Well, it's been nearly two decades now, and I just have to laugh: I honestly never thought I'd be able to pull it off, but here we are in 2010, and everyone in the world continues to believe that I, Michael Landon, beloved star of American television, died in 1991. Heh. I guess I've done a pretty bang-up job faking my death so far, wouldn't you say?
Shoot, I figured I'd be good at this whole pretending-to-be-dead thing, but not this good!
The funny thing is, I haven't heard a single person insinuate that I might still be alive and well, living in New Mexico. I get such a kick out of that! You'd think somebody would have caught on by now, especially since I haven't exactly gone to any great lengths to conceal my identity. All it takes is a baseball cap, some eyeglasses, and this red jacket I picked up, and I can walk around anywhere. I can go grocery shopping, or sit in a café and watch the people go by uninterrupted. Jesus Christ, I even went to my pal Merlin Olsen's funeral back in March and not a soul recognized me! It was great.
Now, I know what you're thinking: Why would Michael Landon, who has a star on the Hollywood Walk of Fame and who appeared on network TV almost every week for 30 years, ever want to fake his own death? It just doesn't make any sense, right? But see, that's the beauty of the whole deal—it makes absolutely no goddamn sense at all. It's a completely ridiculous concept; hence, no one suspects a thing.
I remember when I first began noodling around with the idea of faking my own death back in the mid-'80s. You remember me then: Mr. Ingalls on Little House On The Prairie; Jonathan Smith on Highway To Heaven; all that junk. Anyway, I'm sitting in the Palm Restaurant in Los Angeles, and just out of the blue, I say to myself, "Hey, Mike, do you really want to be on TV Guide covers for the rest of your life, or do you want to live free and unencumbered and have a life of your own damn choosing?"
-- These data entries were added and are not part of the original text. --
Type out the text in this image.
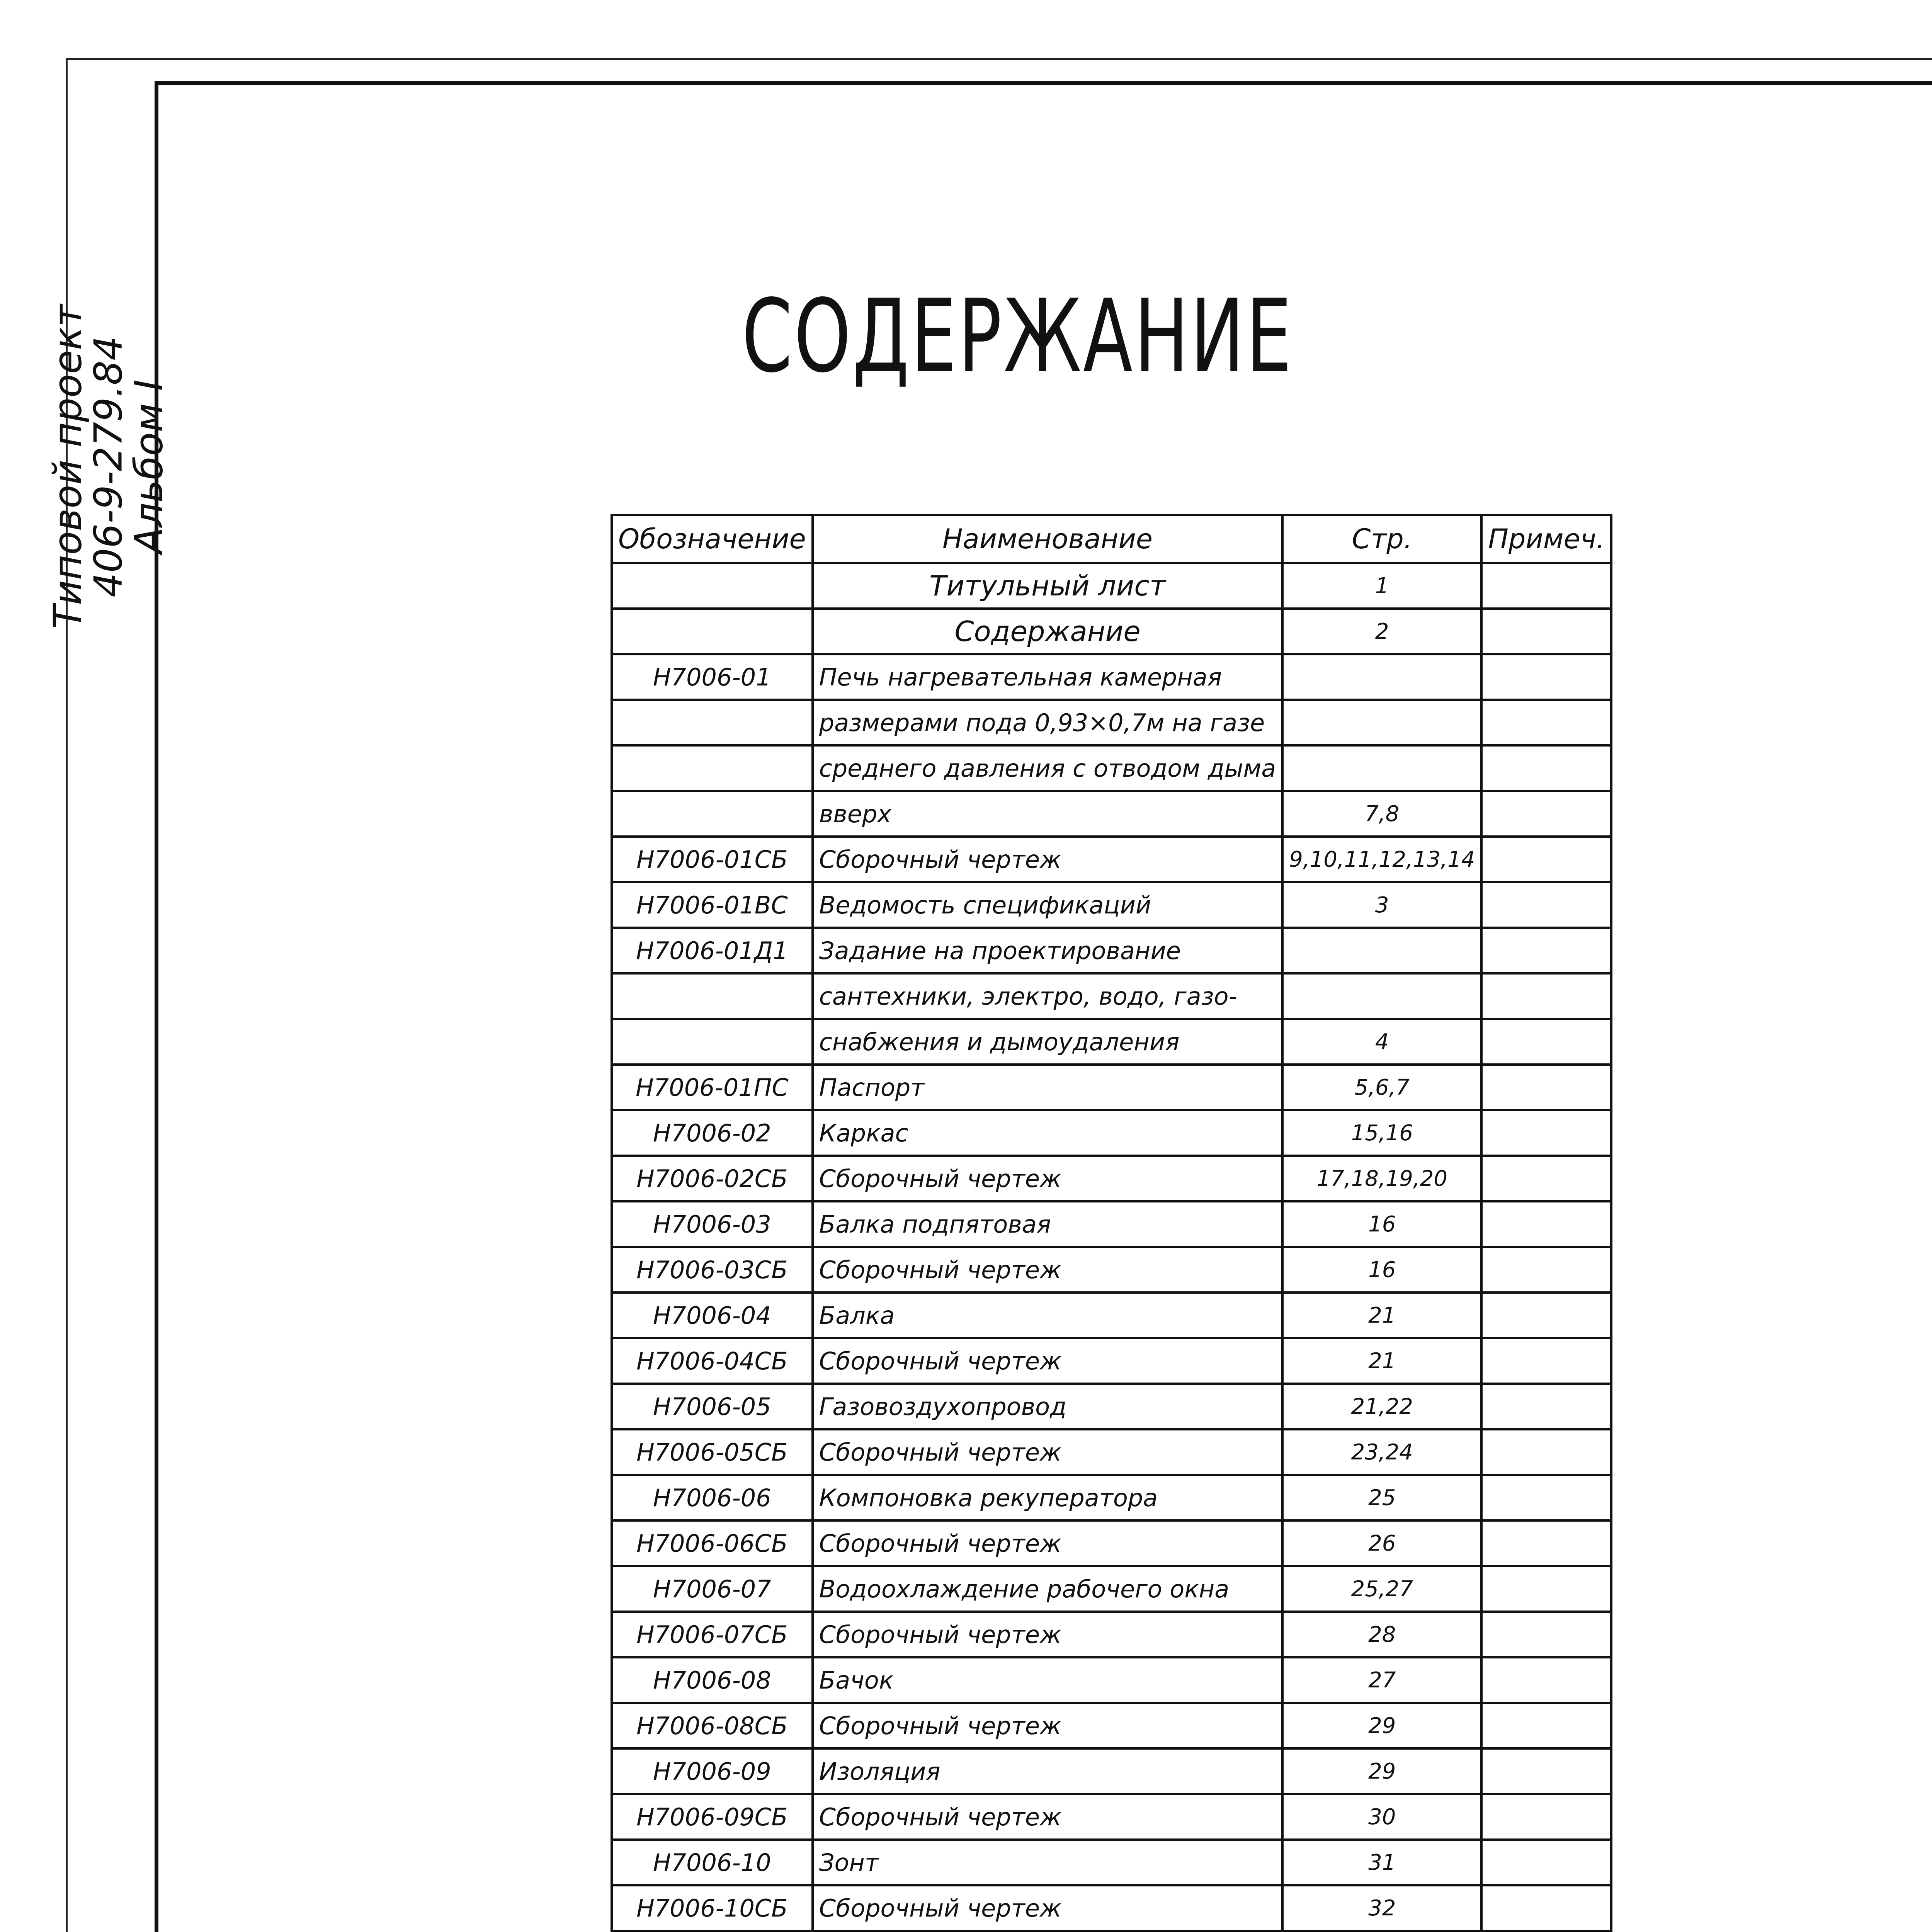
Типовой проект 406-9-279.84
Альбом I
СОДЕРЖАНИЕ
Обозначение	Наименование	Стр.	Примеч.
	Титульный лист	1	
	Содержание	2	
Н7006-01	Печь нагревательная камерная		
	размерами пода 0,93×0,7м на газе		
	среднего давления с отводом дыма		
	вверх	7,8	
Н7006-01СБ	Сборочный чертеж	9,10,11,12,13,14	
Н7006-01ВС	Ведомость спецификаций	3	
Н7006-01Д1	Задание на проектирование		
	сантехники, электро, водо, газо-		
	снабжения и дымоудаления	4	
Н7006-01ПС	Паспорт	5,6,7	
Н7006-02	Каркас	15,16	
Н7006-02СБ	Сборочный чертеж	17,18,19,20	
Н7006-03	Балка подпятовая	16	
Н7006-03СБ	Сборочный чертеж	16	
Н7006-04	Балка	21	
Н7006-04СБ	Сборочный чертеж	21	
Н7006-05	Газовоздухопровод	21,22	
Н7006-05СБ	Сборочный чертеж	23,24	
Н7006-06	Компоновка рекуператора	25	
Н7006-06СБ	Сборочный чертеж	26	
Н7006-07	Водоохлаждение рабочего окна	25,27	
Н7006-07СБ	Сборочный чертеж	28	
Н7006-08	Бачок	27	
Н7006-08СБ	Сборочный чертеж	29	
Н7006-09	Изоляция	29	
Н7006-09СБ	Сборочный чертеж	30	
Н7006-10	Зонт	31	
Н7006-10СБ	Сборочный чертеж	32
Cut to four years later and I'm procuring a homeless man's corpse, disguising it in a wig made from years' worth of my own hair clippings, and going on The Tonight Show to ask everyone to pray for me.
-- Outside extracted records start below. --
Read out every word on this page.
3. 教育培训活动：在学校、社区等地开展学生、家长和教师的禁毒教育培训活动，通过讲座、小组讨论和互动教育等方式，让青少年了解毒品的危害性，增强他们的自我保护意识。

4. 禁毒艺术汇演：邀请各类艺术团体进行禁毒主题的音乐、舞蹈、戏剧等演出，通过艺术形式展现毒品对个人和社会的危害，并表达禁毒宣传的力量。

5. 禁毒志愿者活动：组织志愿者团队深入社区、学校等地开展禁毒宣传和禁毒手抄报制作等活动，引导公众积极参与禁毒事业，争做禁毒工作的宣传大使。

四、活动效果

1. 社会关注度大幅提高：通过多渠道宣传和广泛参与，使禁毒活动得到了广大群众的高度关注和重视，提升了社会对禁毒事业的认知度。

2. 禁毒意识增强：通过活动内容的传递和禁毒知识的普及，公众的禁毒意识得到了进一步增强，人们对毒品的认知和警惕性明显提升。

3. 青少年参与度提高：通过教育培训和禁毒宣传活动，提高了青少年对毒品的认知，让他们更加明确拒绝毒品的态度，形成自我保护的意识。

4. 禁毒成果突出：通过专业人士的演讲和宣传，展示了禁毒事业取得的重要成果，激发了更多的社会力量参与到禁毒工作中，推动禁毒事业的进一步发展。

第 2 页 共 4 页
Man alive, when I re-watch that clip, I think, "Landon, that was the best performance you ever gave."
And you know, staging your demise isn't anywhere near as hard as you might think. All you need to do is grease a few wheels down at the coroner's office with a couple signed Melissa Gilbert headshots, and you've got all the death certificates and autopsy reports you'll ever need, no questions asked. Then it's bing, bang, boom, next thing you know you're starting up that little landscaping business you've always wanted and finally learning how to fly-fish.
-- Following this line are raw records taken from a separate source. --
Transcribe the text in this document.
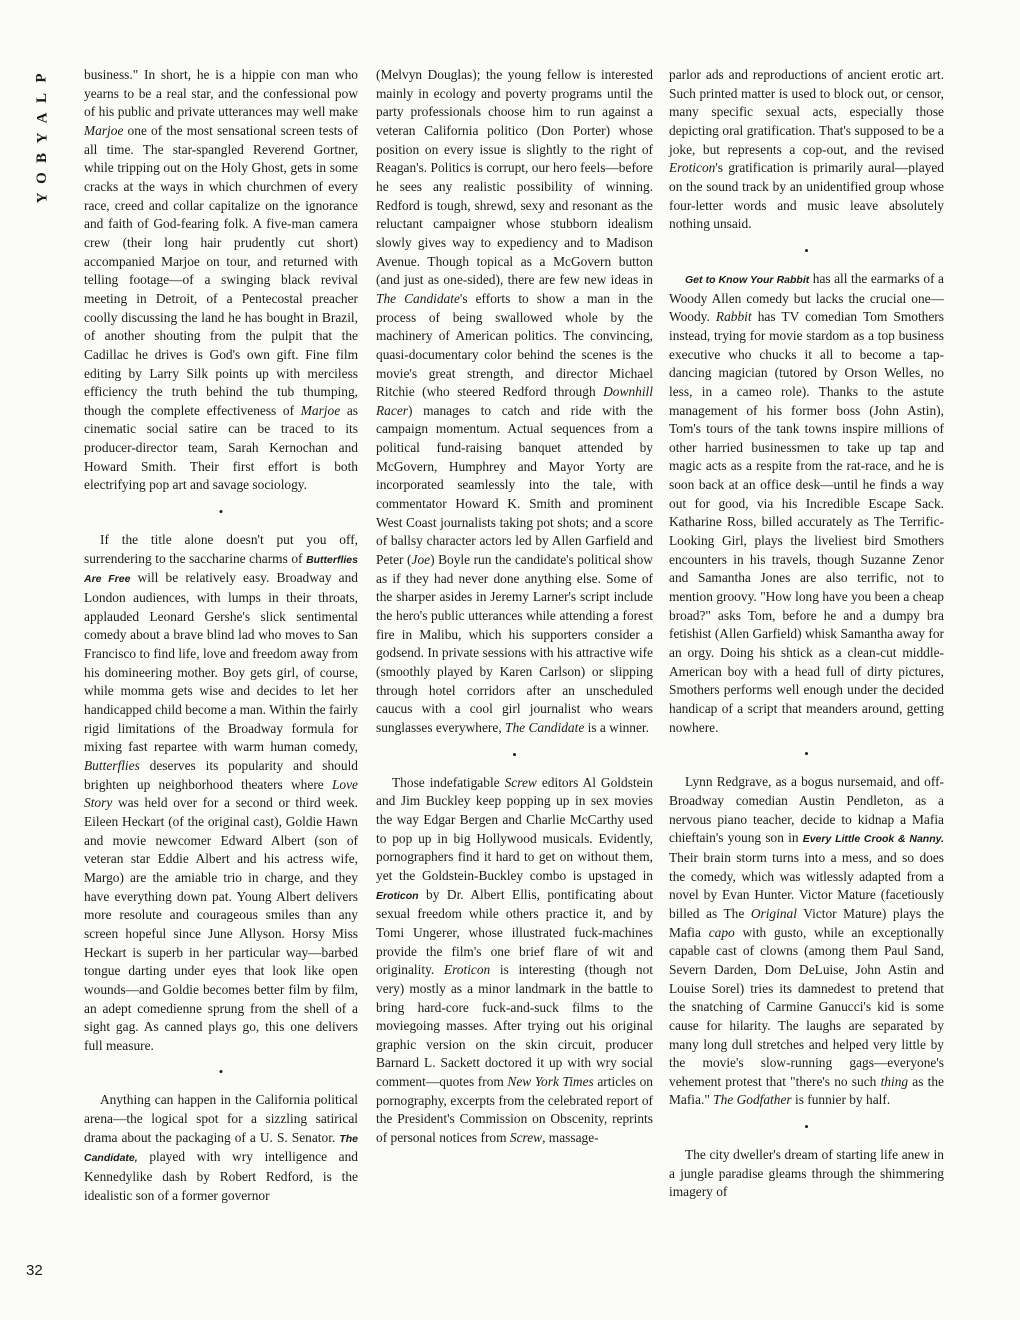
P
L
A
Y
B
O
Y
32

business." In short, he is a hippie con man who yearns to be a real star, and the confessional pow of his public and private utterances may well make Marjoe one of the most sensational screen tests of all time. The star-spangled Reverend Gortner, while tripping out on the Holy Ghost, gets in some cracks at the ways in which churchmen of every race, creed and collar capitalize on the ignorance and faith of God-fearing folk. A five-man camera crew (their long hair prudently cut short) accompanied Marjoe on tour, and returned with telling footage—of a swinging black revival meeting in Detroit, of a Pentecostal preacher coolly discussing the land he has bought in Brazil, of another shouting from the pulpit that the Cadillac he drives is God's own gift. Fine film editing by Larry Silk points up with merciless efficiency the truth behind the tub thumping, though the complete effectiveness of Marjoe as cinematic social satire can be traced to its producer-director team, Sarah Kernochan and Howard Smith. Their first effort is both electrifying pop art and savage sociology.

•

If the title alone doesn't put you off, surrendering to the saccharine charms of Butterflies Are Free will be relatively easy. Broadway and London audiences, with lumps in their throats, applauded Leonard Gershe's slick sentimental comedy about a brave blind lad who moves to San Francisco to find life, love and freedom away from his domineering mother. Boy gets girl, of course, while momma gets wise and decides to let her handicapped child become a man. Within the fairly rigid limitations of the Broadway formula for mixing fast repartee with warm human comedy, Butterflies deserves its popularity and should brighten up neighborhood theaters where Love Story was held over for a second or third week. Eileen Heckart (of the original cast), Goldie Hawn and movie newcomer Edward Albert (son of veteran star Eddie Albert and his actress wife, Margo) are the amiable trio in charge, and they have everything down pat. Young Albert delivers more resolute and courageous smiles than any screen hopeful since June Allyson. Horsy Miss Heckart is superb in her particular way—barbed tongue darting under eyes that look like open wounds—and Goldie becomes better film by film, an adept comedienne sprung from the shell of a sight gag. As canned plays go, this one delivers full measure.

•

Anything can happen in the California political arena—the logical spot for a sizzling satirical drama about the packaging of a U. S. Senator. The Candidate, played with wry intelligence and Kennedylike dash by Robert Redford, is the idealistic son of a former governor

(Melvyn Douglas); the young fellow is interested mainly in ecology and poverty programs until the party professionals choose him to run against a veteran California politico (Don Porter) whose position on every issue is slightly to the right of Reagan's. Politics is corrupt, our hero feels—before he sees any realistic possibility of winning. Redford is tough, shrewd, sexy and resonant as the reluctant campaigner whose stubborn idealism slowly gives way to expediency and to Madison Avenue. Though topical as a McGovern button (and just as one-sided), there are few new ideas in The Candidate's efforts to show a man in the process of being swallowed whole by the machinery of American politics. The convincing, quasi-documentary color behind the scenes is the movie's great strength, and director Michael Ritchie (who steered Redford through Downhill Racer) manages to catch and ride with the campaign momentum. Actual sequences from a political fund-raising banquet attended by McGovern, Humphrey and Mayor Yorty are incorporated seamlessly into the tale, with commentator Howard K. Smith and prominent West Coast journalists taking pot shots; and a score of ballsy character actors led by Allen Garfield and Peter (Joe) Boyle run the candidate's political show as if they had never done anything else. Some of the sharper asides in Jeremy Larner's script include the hero's public utterances while attending a forest fire in Malibu, which his supporters consider a godsend. In private sessions with his attractive wife (smoothly played by Karen Carlson) or slipping through hotel corridors after an unscheduled caucus with a cool girl journalist who wears sunglasses everywhere, The Candidate is a winner.

•

Those indefatigable Screw editors Al Goldstein and Jim Buckley keep popping up in sex movies the way Edgar Bergen and Charlie McCarthy used to pop up in big Hollywood musicals. Evidently, pornographers find it hard to get on without them, yet the Goldstein-Buckley combo is upstaged in Eroticon by Dr. Albert Ellis, pontificating about sexual freedom while others practice it, and by Tomi Ungerer, whose illustrated fuck-machines provide the film's one brief flare of wit and originality. Eroticon is interesting (though not very) mostly as a minor landmark in the battle to bring hard-core fuck-and-suck films to the moviegoing masses. After trying out his original graphic version on the skin circuit, producer Barnard L. Sackett doctored it up with wry social comment—quotes from New York Times articles on pornography, excerpts from the celebrated report of the President's Commission on Obscenity, reprints of personal notices from Screw, massage-

parlor ads and reproductions of ancient erotic art. Such printed matter is used to block out, or censor, many specific sexual acts, especially those depicting oral gratification. That's supposed to be a joke, but represents a cop-out, and the revised Eroticon's gratification is primarily aural—played on the sound track by an unidentified group whose four-letter words and music leave absolutely nothing unsaid.

•

Get to Know Your Rabbit has all the earmarks of a Woody Allen comedy but lacks the crucial one—Woody. Rabbit has TV comedian Tom Smothers instead, trying for movie stardom as a top business executive who chucks it all to become a tap-dancing magician (tutored by Orson Welles, no less, in a cameo role). Thanks to the astute management of his former boss (John Astin), Tom's tours of the tank towns inspire millions of other harried businessmen to take up tap and magic acts as a respite from the rat-race, and he is soon back at an office desk—until he finds a way out for good, via his Incredible Escape Sack. Katharine Ross, billed accurately as The Terrific-Looking Girl, plays the liveliest bird Smothers encounters in his travels, though Suzanne Zenor and Samantha Jones are also terrific, not to mention groovy. "How long have you been a cheap broad?" asks Tom, before he and a dumpy bra fetishist (Allen Garfield) whisk Samantha away for an orgy. Doing his shtick as a clean-cut middle-American boy with a head full of dirty pictures, Smothers performs well enough under the decided handicap of a script that meanders around, getting nowhere.

•

Lynn Redgrave, as a bogus nursemaid, and off-Broadway comedian Austin Pendleton, as a nervous piano teacher, decide to kidnap a Mafia chieftain's young son in Every Little Crook & Nanny. Their brain storm turns into a mess, and so does the comedy, which was witlessly adapted from a novel by Evan Hunter. Victor Mature (facetiously billed as The Original Victor Mature) plays the Mafia capo with gusto, while an exceptionally capable cast of clowns (among them Paul Sand, Severn Darden, Dom DeLuise, John Astin and Louise Sorel) tries its damnedest to pretend that the snatching of Carmine Ganucci's kid is some cause for hilarity. The laughs are separated by many long dull stretches and helped very little by the movie's slow-running gags—everyone's vehement protest that "there's no such thing as the Mafia." The Godfather is funnier by half.

•

The city dweller's dream of starting life anew in a jungle paradise gleams through the shimmering imagery of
Sure, the whole fake-death thing was hard on my family, but they got through it. Plus, it was so moving to watch all the tributes and Bonanza marathons, and to read all the obituaries lauding my noble spirit. Yes, sir, America was pretty torn up after they thought I had died. That was pretty cool to see.
But that's all ancient history. I've got a new family and a new life now. Me and my girl, Ling, have our own little place outside Santa Fe, and my business is doing great. Michael Landon's Landscaping, I call it. It's nothing fancy, but it's good, honest work that makes a man feel whole. It's a nice life I've got. A little gardening in the morning, do the crossword over lunch, maybe swing the wrenches down at the driving range with Jim Henson or John Denver, and then top the day off with an evening cocktail or three.
Not too bad, if I do say so myself. Not too bad at all.
Anyway, I'd better get going, the little lady is expecting me back by dinner. But would you mind doing me a favor? Could you keep this fake-death conversation to yourself for a bit? Just for a few years, until I show up on the Little House 30-year reunion special and just absolutely blow everyone's mind.